Non era la Rai, meno male, e infatti di lì a poco, a inizio anni Novanta, arrivò subito Non è la Rai di Gianni Boncompagni, altro fuoriclasse, anche quello attaccato dalla sinistra bacchettona perché c'erano le ragazzine (ma cosa c'era di più innocente e fresco di Ambra Angiolini?). Nel frattempo sperimentando anche trasmissioni surreali che hanno lasciato un'eredità nella comicità futura, come quelle di Gianni Ippoliti, portando a far diventare opinionisti la gente comune (facevano molto ridere, e a pensarci erano meglio degli opinionisti seri di oggi). (A proposito, apro un'altra parentesi: invito Tiberio Timperi a non rompere le scatole a Ippoliti, perché Ippoliti è un altro genio televisivo).
Senza contare che senza Silvio, oltre ai cartoni giapponesi, da Lady Oscar a Jeeg Robot (mentre la Rai ci aveva fatto venire la depressione con lo sfigatissimo Dolce Remì) non avremmo visto le serie tv che hanno cambiato la nostra vita, importate dagli Usa, tra cui Supercar, L'uomo da sei milioni di dollari, A-Team, Magnum P.I., e il mai ricordato abbastanza Ralph Supermaxieroe, dando poi vita alle prime serie comiche italiane di culto già sul nascere, come Casa Vianello. Strappando alla Rai appunto il meglio che c'era, e pagandolo il dovuto: non ci volle molto, per dirne uno, a convincere Mike Bongiorno a passare alla tv commerciale. Perché prima di Silvio i grandi venivano pagati poco, come funzionari statali.

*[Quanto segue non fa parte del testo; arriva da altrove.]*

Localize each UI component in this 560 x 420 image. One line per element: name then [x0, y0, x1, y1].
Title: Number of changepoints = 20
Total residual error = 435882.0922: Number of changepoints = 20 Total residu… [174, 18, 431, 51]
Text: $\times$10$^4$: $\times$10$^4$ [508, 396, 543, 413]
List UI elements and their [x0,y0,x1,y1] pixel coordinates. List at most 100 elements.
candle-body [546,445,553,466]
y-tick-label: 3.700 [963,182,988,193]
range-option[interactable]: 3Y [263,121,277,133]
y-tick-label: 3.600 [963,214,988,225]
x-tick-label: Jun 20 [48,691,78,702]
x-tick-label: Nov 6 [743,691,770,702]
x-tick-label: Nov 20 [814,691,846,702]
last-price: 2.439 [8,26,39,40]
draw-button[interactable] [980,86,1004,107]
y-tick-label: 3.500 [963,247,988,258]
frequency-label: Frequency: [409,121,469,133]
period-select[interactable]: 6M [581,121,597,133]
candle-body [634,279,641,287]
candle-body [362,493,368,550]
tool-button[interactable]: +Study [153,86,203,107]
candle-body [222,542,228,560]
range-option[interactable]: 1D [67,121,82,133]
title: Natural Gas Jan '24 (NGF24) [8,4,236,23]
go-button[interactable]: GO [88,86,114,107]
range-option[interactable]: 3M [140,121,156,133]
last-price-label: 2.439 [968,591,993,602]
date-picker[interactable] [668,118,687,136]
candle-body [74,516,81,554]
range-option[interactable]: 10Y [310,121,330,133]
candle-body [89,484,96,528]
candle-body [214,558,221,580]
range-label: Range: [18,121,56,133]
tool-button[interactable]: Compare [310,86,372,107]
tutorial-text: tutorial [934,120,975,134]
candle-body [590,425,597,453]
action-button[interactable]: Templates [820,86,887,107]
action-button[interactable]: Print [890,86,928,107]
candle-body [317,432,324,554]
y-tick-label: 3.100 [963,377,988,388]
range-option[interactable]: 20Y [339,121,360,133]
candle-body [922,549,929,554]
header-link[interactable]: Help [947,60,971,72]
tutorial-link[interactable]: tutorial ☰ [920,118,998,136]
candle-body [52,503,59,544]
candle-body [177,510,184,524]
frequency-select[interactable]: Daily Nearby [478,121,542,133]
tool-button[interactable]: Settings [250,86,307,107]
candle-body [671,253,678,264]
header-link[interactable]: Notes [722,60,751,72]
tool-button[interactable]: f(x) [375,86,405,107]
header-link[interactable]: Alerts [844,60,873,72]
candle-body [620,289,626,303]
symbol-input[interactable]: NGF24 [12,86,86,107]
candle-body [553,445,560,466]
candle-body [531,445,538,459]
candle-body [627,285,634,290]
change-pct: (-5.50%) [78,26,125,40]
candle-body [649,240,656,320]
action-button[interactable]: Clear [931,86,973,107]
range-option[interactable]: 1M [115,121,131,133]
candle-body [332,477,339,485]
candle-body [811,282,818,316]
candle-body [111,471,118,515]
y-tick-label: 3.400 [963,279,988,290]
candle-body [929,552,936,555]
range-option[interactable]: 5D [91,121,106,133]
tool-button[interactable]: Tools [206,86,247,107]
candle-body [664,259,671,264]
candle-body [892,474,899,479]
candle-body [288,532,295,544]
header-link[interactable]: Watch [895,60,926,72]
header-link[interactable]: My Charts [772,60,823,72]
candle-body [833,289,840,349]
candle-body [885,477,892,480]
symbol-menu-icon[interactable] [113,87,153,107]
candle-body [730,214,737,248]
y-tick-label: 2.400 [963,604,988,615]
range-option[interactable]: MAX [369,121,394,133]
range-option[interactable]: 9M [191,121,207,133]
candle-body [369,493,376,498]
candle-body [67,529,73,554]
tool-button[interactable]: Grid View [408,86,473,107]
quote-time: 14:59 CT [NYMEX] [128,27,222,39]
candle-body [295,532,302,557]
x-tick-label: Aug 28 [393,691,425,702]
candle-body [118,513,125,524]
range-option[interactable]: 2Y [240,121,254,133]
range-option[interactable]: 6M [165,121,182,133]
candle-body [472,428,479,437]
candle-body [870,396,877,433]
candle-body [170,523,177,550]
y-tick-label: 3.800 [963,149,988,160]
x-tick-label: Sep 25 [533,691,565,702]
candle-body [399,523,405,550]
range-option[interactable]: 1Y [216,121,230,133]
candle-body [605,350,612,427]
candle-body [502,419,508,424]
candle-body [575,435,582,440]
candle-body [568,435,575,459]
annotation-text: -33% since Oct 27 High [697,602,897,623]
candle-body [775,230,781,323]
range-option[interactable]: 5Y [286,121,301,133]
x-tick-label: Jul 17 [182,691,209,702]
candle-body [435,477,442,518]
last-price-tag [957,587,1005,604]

E poi il Maurizio Costanzo Show, un talk show unico, che mai sarà ripetibile. Ogni sera non c'era italiano che non si chiedesse «Chi c'è al Costanzo?», e da lì sono passati tutti coloro che sono diventati qualcuno in seguito, da Vittorio Sgarbi a Enzo Iacchetti e perfino il sottoscritto ventunenne che mandò a Costanzo un manoscritto di seicento pagine cercando un editore e dichiarando «diventerò il più grande scrittore del XXI secolo». Nella prima puntata a cui andai c'era un ragazzo che voleva fare l'attore. Si chiamava Valerio Mastandrea. Da Costanzo era così, chiunque aveva una chance, e Costanzo non sarebbe stato possibile senza Silvio, l'unico che importò il sogno americano in Italia, in televisione, e non solo in televisione.
Infatti il genio di Silvio era individuare talenti che non avrebbero trovato spazio altrove, dando vita alla televisione moderna prima di allora inimmaginabile. Capì subito le potenzialità di Claudio Cecchetto per esempio, lasciandogli carta bianca per la sua Deejay Television: lì, pensate un po', i personaggi di punta esordienti erano Jovanotti, Fiorello, Amadeus, Gerry Scotti, mica pizza e fichi. Cambiò anche l'informazione: Giuliano Ferrara con L'Istruttoria, dove andò in onda la prima vera rissa della televisione italiana, Vittorio Sgarbi che tira dell'acqua a Roberto D'Agostino, e quest'ultimo che gli molla uno schiaffo.
Che dire, ragazzi: l'elenco di tutto l'immaginario creato da Silvio sarebbe lungo. Senza di lui in Italia non avremmo avuto gli anni Ottanta e Novanta, saremmo rimasti bloccati ai Settanta.
Come sarebbe lungo l'elenco di tutti i detrattori, i famosi intellettuali organici, contro la televisione berlusconiana che ci avrebbe lobotomizzati. Perché ci volevano organici alla loro televisione cattocomunista della noia.